Experimental investigation of early-time diffusion in the quantum kicked rotor using a Bose-Einstein condensate

We report measurements of the early-time momentum diffusion for the atom-optical delta-kicked rotor. In this experiment a Bose-Einstein condensate provides a source of ultracold atoms with an ultranarrow initial momentum distribution, which is then subjected to periodic pulses (or “kicks”) using an intense far-detuned optical standing wave. We characterize the effect of varying the effective Planck’s constant for the system, while keeping all other parameters fixed. The observed behavior includes both quantum resonances (ballistic energy growth) and antiresonances (re-establishment of the initial state). Our experimental results are compared with theoretical predictions.

Figure 1

(a) Typical time-of-flight images of atomic clouds separated in momentum by $2\hslash k_L$ for 1 (top) to 4 (bottom) kicks. (b) Corresponding momentum distributions. This particular case illustrates enhanced energy growth close to the quantum resonance at $\bar{k}=4\pi$.

Figure 2

Experimental energies (in dimensionless units) after 1 and 2 kicks, $E\left(1\right)$ and $E\left(2\right)$, at the lower kicking strength. After one kick the energies are approximately constant as a function of the effective Planck’s constant $\bar{k}$ [theory predicts $E\left(1\right)={\kappa }^2∕4$, a constant]. For a broad initial momentum distribution, theory predicts simply that $E\left(2\right)=2E\left(1\right)={\kappa }^2∕2$, but for a very narrow initial momentum distribution the energy $E\left(2\right)$ is heavily dependent on $\bar{k}$ and exhibits pronounced peaks and dips. The error bars reflect shot-to-shot variation in the atom number and fluctuation in the laser intensity.

Figure 3

Energy versus kick number for the lower kicking strength $\kappa =7.7$ (a) $\bar{k}=6.211$, (b) $\bar{k}=10.523$, and (c) $\bar{k}=12.573$. Crosses are experimental data, while the solid lines are the results of numerical simulations with $\kappa =7$. Plot (a) illustrates antiresonance behavior at $\bar{k}\simeq 2\pi$, while plot (b) demonstrates the presence of a period-4 antiresonance close to $\bar{k}=10.5$. Plot (c) illustrates enhanced energy growth close to the quantum resonance at $\bar{k}=4\pi$.

Figure 4

Energy versus kick number for the higher kicking strength, $\kappa =11.7$ (a) $\bar{k}=6.211$, (b) $\bar{k}=10.992$, and (c) $\bar{k}=12.573$. Similar resonance type behavior is observed in Fig. 3 as expected.

Figure 5

Numerical simulations of energy as a function of kick number for (a) $\bar{k}=6.211$ and (b) $\bar{k}=12.573$, with $\kappa =7$ and ${\overline{p}}_0=0$ (solid), ${\overline{p}}_0=0.1\hslash k_{\mathrm{L}}$ (dashed), and ${\overline{p}}_0=0.15\hslash k_{\mathrm{L}}$ (dot-dashed).

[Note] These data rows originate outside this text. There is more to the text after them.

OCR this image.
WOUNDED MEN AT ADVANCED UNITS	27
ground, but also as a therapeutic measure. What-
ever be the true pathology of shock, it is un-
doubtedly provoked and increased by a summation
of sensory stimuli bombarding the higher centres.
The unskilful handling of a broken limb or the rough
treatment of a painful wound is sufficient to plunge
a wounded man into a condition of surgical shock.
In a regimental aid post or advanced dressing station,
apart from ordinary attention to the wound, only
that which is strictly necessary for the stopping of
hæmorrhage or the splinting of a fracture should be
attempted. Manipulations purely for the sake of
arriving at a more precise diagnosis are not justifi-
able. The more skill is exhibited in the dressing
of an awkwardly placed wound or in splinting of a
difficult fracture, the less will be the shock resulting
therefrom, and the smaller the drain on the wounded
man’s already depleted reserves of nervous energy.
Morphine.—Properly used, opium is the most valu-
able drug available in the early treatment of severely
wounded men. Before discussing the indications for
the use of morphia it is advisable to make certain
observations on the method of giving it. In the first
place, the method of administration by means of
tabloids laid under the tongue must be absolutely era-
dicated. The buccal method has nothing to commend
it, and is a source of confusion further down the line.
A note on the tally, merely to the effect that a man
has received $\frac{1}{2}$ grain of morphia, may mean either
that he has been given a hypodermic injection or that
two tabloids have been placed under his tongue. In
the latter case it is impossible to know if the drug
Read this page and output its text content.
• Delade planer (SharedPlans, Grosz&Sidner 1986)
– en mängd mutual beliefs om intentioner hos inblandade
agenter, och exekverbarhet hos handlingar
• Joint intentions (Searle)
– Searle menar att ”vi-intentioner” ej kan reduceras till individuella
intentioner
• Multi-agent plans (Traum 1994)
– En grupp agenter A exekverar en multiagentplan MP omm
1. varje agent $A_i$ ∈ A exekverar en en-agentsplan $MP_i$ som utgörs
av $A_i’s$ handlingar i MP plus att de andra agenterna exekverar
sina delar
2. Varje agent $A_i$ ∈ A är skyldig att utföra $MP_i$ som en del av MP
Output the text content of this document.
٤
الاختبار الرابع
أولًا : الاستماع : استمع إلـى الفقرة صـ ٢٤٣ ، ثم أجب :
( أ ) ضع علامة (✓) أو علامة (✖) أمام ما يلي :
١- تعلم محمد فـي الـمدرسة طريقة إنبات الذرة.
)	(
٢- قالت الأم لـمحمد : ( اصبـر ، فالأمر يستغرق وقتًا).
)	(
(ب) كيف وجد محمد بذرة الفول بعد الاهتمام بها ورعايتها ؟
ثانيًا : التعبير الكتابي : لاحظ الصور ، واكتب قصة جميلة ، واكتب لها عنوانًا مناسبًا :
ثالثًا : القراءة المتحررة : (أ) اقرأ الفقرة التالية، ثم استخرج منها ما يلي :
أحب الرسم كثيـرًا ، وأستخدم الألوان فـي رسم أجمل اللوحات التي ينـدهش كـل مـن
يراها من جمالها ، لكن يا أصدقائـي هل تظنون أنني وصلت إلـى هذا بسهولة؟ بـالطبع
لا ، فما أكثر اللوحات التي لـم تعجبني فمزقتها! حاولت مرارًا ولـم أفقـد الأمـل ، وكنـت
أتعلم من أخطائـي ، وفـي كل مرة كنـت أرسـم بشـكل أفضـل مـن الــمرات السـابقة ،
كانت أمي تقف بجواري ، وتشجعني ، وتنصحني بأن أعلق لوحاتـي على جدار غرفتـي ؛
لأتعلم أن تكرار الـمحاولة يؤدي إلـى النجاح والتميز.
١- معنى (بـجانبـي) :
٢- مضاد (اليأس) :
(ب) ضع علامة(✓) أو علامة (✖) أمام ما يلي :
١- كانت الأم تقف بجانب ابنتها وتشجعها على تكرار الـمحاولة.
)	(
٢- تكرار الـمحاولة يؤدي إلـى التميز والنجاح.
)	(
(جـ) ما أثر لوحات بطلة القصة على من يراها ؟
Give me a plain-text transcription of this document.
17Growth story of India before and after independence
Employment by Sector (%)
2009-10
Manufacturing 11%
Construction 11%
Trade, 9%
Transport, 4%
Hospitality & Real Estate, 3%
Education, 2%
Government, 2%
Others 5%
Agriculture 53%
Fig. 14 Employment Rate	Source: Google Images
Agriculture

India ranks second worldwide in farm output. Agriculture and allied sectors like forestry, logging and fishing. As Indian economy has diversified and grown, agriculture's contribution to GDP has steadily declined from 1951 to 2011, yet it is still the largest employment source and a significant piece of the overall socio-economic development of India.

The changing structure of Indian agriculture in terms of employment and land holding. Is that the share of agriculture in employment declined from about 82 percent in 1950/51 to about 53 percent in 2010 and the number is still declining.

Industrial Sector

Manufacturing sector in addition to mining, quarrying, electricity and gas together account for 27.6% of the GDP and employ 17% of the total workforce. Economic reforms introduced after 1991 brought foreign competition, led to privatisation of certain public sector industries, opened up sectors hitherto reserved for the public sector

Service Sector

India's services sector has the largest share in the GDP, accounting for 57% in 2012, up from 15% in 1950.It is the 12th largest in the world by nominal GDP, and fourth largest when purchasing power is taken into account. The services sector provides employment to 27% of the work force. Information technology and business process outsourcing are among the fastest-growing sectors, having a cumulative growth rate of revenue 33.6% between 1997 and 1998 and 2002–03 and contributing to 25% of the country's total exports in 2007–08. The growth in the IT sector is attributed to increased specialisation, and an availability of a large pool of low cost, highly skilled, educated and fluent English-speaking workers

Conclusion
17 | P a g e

The quantum antiresonance and resonance phenomena are clearly very sensitive to the initial mean momentum of the atomic cloud.

Figure 6

Theoretical predictions using Eq. (6) for the energy after 2 kicks, $E\left(2\right)$, versus effective Planck’s constant $\bar{k}$, for $\kappa =7$ and ${\overline{p}}_0=0$ (solid), ${\overline{p}}_0=0.25\hslash k_{\mathrm{L}}$ (dashed), and ${\overline{p}}_0=0.5\hslash k_{\mathrm{L}}$ (dot-dashed). These results further illustrate the sensitivity of the energy growth rate to the initial mean momentum of the atomic cloud, particularly at the quantum resonance $(\bar{k}=4\pi )$.